INDIESPOT.ID, Medan – Usia 23 tahun adalah umur yang cukup rentan sekaligus penting bagi banyak orang. Pasalnya pada usia tersebut adalah fase-fase quarter life crisis yang dialami oleh seseorang.
Berbeda dengan umur 20 tahun, pada umur 23 seseorang sudah memiliki tanggung jawab dalam kehidupan dan harus bisa berdiri sendiri. Karena hal tersebut, ada sejumlah perubahan yang akan kamu rasakan saat menginjak usia 23 tahun.
1. Merasa lingkar pertemanannya semakin kecil
Di usia 23 tahun, seseorang telah mulai memiliki tanggung jawab. Jika sedang kuliah, seseorang di umur 23 sedang fokus mengerjakan skripsi. Namun jika sedang bekerja, umur 23 tahun adalah masa-masa dimana seseorang akan bekerja dengan begitu giatnya.

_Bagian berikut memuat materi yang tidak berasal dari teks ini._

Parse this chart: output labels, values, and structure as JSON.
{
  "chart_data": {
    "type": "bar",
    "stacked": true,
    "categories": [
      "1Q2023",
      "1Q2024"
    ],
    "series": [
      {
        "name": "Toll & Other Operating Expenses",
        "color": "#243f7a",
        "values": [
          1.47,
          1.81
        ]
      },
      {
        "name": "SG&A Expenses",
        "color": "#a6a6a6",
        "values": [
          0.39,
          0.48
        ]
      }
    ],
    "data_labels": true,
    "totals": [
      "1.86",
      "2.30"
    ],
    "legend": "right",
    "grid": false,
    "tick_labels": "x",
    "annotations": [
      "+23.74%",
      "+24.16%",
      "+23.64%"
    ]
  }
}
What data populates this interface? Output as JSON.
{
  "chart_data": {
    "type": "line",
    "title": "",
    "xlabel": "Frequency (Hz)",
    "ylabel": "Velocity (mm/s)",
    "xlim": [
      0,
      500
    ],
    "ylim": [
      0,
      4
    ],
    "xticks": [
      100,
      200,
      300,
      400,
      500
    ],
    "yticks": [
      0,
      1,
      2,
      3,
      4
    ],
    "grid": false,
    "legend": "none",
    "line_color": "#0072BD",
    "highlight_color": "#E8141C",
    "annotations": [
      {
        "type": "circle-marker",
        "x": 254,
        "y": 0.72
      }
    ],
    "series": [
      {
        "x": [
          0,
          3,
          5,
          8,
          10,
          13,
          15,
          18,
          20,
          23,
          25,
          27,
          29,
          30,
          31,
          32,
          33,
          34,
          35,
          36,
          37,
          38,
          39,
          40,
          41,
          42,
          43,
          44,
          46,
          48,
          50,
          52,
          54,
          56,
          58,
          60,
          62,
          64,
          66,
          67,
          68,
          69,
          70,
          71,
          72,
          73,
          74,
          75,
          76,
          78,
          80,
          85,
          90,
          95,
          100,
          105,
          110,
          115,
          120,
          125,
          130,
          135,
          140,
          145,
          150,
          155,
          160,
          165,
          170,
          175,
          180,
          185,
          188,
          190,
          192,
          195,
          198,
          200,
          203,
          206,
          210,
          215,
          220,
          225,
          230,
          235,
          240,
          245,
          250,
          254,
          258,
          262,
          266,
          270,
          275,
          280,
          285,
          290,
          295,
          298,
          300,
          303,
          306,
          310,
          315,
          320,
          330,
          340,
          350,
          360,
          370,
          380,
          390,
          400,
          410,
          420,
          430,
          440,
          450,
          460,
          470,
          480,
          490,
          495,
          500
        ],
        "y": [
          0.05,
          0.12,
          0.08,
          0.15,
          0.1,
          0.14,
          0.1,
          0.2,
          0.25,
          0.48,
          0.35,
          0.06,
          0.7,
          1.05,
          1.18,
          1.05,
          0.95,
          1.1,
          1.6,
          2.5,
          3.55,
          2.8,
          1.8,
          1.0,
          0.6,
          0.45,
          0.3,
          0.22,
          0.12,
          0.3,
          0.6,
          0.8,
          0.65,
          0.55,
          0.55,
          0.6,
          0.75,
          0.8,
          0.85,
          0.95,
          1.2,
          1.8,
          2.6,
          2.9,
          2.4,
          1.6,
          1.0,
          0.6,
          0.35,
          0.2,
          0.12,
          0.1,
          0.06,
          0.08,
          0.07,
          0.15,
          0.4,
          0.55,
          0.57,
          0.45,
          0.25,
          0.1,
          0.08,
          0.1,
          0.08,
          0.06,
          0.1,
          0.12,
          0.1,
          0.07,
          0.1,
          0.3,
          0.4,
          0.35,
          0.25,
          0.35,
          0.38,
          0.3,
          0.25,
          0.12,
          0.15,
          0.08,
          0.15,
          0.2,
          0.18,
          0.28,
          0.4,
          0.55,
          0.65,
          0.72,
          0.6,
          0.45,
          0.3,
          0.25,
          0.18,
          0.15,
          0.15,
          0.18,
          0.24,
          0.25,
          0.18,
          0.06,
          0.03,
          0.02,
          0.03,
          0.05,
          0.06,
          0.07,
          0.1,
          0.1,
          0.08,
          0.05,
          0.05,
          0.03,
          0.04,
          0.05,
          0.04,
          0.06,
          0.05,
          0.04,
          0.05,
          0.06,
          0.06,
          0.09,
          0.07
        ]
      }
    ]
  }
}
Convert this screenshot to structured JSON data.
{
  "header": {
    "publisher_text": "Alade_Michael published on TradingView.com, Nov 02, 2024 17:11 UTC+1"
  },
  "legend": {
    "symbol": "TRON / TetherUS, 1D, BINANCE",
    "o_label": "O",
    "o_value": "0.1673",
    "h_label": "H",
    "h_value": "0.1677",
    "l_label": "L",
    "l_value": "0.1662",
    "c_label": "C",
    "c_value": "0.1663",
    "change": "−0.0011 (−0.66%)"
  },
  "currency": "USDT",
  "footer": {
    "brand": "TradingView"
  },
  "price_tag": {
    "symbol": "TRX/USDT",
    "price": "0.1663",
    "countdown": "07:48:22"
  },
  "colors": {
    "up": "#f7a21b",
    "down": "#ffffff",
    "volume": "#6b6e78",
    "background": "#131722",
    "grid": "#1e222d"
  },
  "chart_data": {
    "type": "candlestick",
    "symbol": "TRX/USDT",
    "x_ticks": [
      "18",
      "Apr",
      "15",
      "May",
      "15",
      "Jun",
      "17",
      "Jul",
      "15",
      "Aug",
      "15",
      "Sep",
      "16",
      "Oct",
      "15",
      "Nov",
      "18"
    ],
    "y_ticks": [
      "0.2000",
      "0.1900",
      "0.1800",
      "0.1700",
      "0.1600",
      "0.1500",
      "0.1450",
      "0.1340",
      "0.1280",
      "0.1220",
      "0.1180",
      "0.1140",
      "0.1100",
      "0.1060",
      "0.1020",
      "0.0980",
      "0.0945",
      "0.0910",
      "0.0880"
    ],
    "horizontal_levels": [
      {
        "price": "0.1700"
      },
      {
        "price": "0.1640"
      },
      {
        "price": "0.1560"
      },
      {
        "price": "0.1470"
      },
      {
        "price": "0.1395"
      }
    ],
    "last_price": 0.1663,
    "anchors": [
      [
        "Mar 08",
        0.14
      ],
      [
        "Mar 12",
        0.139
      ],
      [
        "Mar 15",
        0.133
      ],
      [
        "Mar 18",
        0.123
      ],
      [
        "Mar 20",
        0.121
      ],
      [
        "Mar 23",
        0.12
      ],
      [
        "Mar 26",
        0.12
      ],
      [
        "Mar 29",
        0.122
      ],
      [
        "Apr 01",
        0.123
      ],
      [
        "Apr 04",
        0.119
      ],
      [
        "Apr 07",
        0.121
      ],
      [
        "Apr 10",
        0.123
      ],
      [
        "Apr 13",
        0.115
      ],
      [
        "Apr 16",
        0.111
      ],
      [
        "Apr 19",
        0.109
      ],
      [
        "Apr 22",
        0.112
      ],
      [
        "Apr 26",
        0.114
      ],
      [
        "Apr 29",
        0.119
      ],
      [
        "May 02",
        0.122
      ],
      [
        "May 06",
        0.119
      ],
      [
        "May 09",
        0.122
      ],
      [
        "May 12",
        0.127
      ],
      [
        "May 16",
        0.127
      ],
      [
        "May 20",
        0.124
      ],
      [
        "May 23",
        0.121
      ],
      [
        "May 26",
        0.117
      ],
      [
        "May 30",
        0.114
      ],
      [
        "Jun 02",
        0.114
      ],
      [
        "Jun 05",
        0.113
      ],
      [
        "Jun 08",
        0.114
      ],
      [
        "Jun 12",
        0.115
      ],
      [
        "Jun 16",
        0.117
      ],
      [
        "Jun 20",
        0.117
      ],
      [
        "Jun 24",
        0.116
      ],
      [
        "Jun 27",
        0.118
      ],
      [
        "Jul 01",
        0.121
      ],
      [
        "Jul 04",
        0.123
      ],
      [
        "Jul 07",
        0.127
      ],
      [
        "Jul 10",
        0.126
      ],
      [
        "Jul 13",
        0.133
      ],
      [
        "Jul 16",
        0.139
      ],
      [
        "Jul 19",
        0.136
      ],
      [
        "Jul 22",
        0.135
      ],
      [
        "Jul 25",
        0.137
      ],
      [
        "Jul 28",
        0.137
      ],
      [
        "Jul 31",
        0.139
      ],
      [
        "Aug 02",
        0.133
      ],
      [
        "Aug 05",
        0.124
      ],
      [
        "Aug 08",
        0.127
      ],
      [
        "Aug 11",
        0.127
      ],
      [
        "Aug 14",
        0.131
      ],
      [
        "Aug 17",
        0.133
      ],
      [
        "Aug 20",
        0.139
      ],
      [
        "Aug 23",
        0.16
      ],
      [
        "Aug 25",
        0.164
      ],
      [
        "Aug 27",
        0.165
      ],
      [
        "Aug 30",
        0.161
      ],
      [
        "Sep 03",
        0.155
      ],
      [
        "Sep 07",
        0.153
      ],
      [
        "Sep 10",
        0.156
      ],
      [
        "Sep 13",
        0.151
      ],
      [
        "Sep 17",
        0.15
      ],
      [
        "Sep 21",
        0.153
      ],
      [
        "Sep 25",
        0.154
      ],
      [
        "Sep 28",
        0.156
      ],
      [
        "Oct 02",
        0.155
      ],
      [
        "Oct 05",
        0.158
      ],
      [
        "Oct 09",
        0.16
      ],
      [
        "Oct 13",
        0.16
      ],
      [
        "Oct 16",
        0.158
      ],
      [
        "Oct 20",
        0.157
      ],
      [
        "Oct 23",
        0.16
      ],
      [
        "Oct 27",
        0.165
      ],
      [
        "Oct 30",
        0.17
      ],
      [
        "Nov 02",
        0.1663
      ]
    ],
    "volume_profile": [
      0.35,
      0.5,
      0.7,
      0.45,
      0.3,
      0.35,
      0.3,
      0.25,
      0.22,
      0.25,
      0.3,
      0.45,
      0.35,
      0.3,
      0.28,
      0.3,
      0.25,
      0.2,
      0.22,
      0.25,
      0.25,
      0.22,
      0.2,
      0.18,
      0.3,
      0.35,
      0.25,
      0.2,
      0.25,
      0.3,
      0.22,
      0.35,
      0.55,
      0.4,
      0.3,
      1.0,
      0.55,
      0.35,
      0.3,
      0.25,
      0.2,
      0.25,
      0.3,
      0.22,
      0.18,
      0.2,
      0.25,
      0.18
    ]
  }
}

Semua hal yang terjadi tersebut pada akhirnya mengorbankan cukup banyak hal. Salah satunya adalah waktu. Seseorang yang telah berumur 23 tahun umumnya akan kehilangan banyak teman. Maksudnya, mereka biasanya kehilangan gairah untuk membuka relasi baru. Fokus mereka hanya kepada mendekatkan diri dengan teman-teman yang memang telah mengerti dan mengetahui mereka dengan baik. Secara otomatis, umur 23 tahun adalah waktu di mana seseorang memiliki lingkar pertemanan yang lebih kecil.
2. Terjadi perubahan sifat ke arah yang lebih dewasa
Pada usia 23 tahun, seseorang sedang belajar menjadi dewasa karena memiliki tanggung jawab. Di umur tersebut, seseorang akan terus melatih dan membiasakan diri untuk lebih bertanggung jawab dan menanamkan sifat-sifat kedewasaan untuk bekal mereka di tahun-tahun selanjutnya. Tentunya perubahan akan sangat terlihat dan terasa pada usia ini.
3. Merasa kesepian
Umumnya, seseorang yang berusia 23 tahun selalu berfikir terlalu keras pada tanggung jawab dan mimpi mereka. Hasilnya, mereka mencoba untuk merealisasikan semuanya saat itu juga. Sehingga mereka nggak mempedulikan apapun sekalin bekerja. Hasilnya, seseorang akan merasa sangat kesepian.
4. Berharap punya partner yang mendukung
Seseorang di umur 23 membutuhkan hubungan yang berbeda. Bukan sekadar cinta semata, biasanya mereka mencari pasangan yang sudah sama-sama beranjak dewasa dan bisa menjadi support system satu sama lain. Hubungan bagi mereka tidak hanya soal romantis melainkan saling mengembangkan diri.
5. Lebih mendalami dan mendedikasikan diri pada hobi
Karena sudah memiliki pekerjaan dan penghasilan tetap, biasanya mereka lebih mendalami hobinya. Wajar sih! Mengingat hobi adalah bentuk eskapisme mereka dari penatnya pekerjaan. (Ika)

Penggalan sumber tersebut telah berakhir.